A blog by Lori Lyons

Wednesday, March 14, 2012

Curvy girl

I guess it's been about a half a year now since my daughter decided that my work as a mother was done. She's all grown up now, you know.

So, she says, she no longer needs me to help her take a shower, or make sure she gets all the conditioner out of her hair.

She no longer needs me to help her pick out what clothes to wear, or put them on.

She no longer needs me to help her comb her hair or make it look pretty.

She is all of 11 now, after all. A big girl.

So she started telling me NOT  to come into her room when she's changing. I have to wait until she comes downstairs to tell her to go try something else.

And she started locking the bathroom door behind her with a solid click when she showers, not opening it again until the water heater is empty, steam fills the air and water covers the floor.


But lately I've noticed that she did  need a little help in the rinsing department, so the other night I sort of demanded that she leave the bathroom door unlocked. And, after what I thought was a long enough span, I went in.

"Let me look," I said. "Turn around."

She dutifully turned her back to me and I reached for her wet head.

And as I did, I got the shock of my life.
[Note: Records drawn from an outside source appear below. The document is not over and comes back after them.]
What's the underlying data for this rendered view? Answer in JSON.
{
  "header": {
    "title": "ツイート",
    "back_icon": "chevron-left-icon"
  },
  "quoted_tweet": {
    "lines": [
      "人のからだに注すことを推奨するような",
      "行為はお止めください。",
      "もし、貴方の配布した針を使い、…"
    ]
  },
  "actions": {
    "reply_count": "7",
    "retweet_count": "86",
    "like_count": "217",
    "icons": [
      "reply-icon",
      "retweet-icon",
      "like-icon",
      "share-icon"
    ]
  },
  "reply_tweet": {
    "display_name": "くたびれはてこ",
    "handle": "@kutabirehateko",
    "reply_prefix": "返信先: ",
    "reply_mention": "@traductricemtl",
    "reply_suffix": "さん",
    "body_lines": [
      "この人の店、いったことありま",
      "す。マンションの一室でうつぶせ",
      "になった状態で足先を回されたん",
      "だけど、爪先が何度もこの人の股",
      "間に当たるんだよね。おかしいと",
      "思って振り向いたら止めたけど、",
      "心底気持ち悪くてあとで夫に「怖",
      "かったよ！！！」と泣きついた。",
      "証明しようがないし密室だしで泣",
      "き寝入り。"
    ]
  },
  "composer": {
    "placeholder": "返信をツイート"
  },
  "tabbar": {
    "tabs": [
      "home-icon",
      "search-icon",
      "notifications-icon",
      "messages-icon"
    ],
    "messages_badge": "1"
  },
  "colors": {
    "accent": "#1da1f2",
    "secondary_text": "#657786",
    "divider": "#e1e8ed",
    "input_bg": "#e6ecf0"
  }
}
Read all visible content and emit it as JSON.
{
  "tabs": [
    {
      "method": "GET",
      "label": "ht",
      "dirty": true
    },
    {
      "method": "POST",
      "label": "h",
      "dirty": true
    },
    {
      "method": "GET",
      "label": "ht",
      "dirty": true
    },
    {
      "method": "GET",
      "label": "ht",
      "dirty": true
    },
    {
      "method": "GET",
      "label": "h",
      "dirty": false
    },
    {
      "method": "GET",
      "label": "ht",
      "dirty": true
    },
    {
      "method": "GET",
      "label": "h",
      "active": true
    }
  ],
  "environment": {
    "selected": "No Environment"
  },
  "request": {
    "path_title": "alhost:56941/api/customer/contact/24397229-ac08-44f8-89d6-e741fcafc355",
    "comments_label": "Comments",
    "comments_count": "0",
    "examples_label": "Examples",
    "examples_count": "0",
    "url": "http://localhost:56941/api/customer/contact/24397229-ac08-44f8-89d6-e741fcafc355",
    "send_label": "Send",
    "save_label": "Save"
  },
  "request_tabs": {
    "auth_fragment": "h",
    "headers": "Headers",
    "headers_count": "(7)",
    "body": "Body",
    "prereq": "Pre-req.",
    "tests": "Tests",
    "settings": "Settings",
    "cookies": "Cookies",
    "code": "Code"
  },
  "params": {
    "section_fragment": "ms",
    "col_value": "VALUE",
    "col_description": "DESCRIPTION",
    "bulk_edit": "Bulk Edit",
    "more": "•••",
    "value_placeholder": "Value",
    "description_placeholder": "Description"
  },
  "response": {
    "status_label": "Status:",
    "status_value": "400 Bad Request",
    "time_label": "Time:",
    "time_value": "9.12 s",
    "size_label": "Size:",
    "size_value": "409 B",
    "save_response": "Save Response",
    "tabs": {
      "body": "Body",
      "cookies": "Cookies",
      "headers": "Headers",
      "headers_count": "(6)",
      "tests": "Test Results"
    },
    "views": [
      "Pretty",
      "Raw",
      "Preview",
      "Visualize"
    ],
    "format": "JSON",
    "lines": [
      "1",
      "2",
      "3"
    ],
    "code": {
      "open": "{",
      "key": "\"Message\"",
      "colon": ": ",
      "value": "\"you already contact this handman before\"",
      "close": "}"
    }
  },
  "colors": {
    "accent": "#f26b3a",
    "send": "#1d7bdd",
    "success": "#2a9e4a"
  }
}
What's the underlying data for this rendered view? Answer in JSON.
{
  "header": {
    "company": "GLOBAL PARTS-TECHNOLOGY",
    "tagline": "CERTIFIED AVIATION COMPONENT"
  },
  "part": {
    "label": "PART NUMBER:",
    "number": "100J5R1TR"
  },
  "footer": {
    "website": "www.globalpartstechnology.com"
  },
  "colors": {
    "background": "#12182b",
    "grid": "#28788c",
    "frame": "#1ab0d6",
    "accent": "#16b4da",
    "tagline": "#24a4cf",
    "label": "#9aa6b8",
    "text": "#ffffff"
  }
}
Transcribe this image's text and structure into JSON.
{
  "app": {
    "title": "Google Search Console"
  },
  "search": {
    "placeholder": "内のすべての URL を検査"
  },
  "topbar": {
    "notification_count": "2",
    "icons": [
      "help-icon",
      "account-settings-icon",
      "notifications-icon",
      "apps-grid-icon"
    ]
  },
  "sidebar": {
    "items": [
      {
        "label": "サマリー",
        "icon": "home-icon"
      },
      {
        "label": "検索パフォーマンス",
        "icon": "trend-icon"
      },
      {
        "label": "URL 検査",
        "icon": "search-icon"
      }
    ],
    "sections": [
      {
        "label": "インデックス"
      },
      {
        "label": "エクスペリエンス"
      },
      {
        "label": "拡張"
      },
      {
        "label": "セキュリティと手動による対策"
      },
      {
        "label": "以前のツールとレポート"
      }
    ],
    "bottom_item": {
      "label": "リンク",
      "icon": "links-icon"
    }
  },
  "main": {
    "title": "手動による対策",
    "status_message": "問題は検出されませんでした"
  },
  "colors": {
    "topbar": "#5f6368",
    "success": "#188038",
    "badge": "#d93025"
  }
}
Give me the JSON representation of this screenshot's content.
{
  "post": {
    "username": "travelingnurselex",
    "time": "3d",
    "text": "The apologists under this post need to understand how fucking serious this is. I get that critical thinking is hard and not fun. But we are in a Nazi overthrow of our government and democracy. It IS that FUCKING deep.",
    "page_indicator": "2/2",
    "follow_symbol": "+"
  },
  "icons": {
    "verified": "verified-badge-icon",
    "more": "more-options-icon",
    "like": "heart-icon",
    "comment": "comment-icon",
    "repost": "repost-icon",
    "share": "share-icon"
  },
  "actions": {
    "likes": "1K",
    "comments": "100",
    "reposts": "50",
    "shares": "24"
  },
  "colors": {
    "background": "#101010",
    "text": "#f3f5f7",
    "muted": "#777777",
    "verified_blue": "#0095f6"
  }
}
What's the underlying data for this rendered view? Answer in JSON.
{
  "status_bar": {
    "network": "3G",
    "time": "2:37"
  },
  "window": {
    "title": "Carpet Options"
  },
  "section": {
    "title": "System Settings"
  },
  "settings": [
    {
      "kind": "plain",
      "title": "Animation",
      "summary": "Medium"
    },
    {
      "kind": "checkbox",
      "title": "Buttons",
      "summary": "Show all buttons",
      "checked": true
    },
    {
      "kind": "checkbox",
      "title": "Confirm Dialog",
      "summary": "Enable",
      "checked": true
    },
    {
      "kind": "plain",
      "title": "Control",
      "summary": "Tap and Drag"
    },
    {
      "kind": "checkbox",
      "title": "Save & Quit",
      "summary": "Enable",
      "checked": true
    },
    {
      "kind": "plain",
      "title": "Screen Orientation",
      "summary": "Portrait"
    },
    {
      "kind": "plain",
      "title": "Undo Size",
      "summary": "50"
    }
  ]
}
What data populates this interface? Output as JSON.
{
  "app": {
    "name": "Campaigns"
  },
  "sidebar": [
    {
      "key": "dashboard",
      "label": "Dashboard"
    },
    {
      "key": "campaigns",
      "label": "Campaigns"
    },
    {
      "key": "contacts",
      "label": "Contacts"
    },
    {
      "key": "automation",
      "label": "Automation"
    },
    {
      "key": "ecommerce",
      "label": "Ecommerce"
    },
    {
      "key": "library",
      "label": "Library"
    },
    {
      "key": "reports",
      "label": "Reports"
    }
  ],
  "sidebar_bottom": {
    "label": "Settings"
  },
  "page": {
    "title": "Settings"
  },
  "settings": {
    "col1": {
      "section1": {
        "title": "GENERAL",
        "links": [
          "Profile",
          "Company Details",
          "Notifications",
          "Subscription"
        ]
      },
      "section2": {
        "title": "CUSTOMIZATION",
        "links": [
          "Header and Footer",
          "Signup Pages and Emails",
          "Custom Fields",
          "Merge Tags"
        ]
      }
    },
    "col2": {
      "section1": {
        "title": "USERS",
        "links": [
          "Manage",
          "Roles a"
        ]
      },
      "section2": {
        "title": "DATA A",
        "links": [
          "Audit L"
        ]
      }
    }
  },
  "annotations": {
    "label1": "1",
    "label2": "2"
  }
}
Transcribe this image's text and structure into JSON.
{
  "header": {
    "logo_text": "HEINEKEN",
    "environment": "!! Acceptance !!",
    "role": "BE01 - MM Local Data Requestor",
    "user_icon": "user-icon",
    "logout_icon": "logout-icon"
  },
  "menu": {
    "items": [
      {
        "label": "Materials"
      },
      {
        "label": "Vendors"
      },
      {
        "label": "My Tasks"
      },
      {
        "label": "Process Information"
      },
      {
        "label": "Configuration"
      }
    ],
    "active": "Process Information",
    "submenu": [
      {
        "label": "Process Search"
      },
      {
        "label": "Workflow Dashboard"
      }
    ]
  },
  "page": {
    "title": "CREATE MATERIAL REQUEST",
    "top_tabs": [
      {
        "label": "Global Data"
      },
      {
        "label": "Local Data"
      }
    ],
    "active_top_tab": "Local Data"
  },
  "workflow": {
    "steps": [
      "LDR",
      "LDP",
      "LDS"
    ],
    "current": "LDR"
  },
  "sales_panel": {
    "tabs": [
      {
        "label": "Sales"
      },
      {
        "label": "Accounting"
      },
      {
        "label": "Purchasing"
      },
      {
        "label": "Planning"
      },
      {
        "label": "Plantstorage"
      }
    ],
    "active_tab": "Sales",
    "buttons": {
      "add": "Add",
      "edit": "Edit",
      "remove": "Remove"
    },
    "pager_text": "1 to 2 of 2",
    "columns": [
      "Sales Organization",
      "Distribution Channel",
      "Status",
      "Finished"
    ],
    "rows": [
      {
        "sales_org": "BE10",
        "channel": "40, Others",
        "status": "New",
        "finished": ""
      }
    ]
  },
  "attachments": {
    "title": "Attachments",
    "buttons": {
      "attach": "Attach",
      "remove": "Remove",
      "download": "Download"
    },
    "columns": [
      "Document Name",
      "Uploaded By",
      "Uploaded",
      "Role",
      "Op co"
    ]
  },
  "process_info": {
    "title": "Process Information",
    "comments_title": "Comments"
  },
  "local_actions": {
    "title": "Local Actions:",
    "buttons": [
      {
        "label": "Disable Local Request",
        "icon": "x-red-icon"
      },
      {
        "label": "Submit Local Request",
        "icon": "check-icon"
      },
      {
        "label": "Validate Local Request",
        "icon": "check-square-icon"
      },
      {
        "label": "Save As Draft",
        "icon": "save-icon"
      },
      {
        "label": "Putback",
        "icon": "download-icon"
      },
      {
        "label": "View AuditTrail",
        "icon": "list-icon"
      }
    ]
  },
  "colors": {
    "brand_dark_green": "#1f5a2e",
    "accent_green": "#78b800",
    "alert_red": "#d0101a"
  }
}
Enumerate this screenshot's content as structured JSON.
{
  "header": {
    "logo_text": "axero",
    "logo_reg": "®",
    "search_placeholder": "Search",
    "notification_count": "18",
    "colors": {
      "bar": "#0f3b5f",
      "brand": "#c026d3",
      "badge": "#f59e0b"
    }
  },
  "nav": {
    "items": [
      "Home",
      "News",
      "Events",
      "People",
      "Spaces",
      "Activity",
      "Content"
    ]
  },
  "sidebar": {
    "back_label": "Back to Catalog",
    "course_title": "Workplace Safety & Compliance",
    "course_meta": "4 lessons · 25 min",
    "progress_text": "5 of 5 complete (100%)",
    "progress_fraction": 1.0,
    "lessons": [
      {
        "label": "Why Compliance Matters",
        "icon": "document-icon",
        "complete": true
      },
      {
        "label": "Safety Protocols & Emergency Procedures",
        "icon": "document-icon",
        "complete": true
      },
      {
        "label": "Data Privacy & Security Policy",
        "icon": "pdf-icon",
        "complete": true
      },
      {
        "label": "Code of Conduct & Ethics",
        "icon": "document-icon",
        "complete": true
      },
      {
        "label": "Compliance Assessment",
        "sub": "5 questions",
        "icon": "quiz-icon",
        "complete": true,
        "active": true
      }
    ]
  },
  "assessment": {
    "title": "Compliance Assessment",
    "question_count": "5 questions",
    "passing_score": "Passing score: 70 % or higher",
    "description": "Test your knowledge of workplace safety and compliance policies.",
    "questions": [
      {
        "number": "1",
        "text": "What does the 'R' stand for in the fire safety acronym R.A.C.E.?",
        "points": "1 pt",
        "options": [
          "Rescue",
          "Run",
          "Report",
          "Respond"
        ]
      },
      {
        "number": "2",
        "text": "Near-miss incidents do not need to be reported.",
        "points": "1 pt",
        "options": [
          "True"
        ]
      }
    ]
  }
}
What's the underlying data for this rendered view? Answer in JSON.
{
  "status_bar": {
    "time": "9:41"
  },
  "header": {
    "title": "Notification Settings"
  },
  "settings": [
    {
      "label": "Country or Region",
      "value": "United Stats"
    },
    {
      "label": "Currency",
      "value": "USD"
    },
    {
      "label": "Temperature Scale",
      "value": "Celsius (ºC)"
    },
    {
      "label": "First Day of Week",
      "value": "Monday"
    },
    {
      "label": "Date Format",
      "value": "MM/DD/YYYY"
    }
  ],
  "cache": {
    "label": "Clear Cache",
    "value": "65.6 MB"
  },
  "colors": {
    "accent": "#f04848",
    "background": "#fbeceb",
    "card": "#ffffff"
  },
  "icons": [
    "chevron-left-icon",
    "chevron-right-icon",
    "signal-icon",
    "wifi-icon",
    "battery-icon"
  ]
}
There it was, clear as day. Her spine. And the big letter "S" it makes, just like on the X-ray we saw as the baby-faced doctor confirmed Scoliosis. 31 degrees.

"Significant."

And, again, my heart just broke.

What kind of a mother am I?

How did I not see that? Was it always there? Did I miss it? How did I miss it?

Oh, I noticed that she stands kind of awkward and funny. Stiff. Yeah, a little crooked maybe.

But we just thought it was a phase that came with too much height too soon.

And when she played basketball and volleyball we saw right away that she can't really run. At all. As my Cajun friends say, "She can't outrun lighting in a day."

But all summer long, even in an ever-shrinking bathing suit, I never saw the curve in her back, the "S" in her spine.

I hope it wasn't there all along.

Because now we're ordering her a brace, one that she will have to wear up to 12 hours a day. For the next two to four years. So that the rest of her growth will be straight and not crooked -- excuse me, "curvy."

But she will always be.

And I will always wonder, how did I not see it?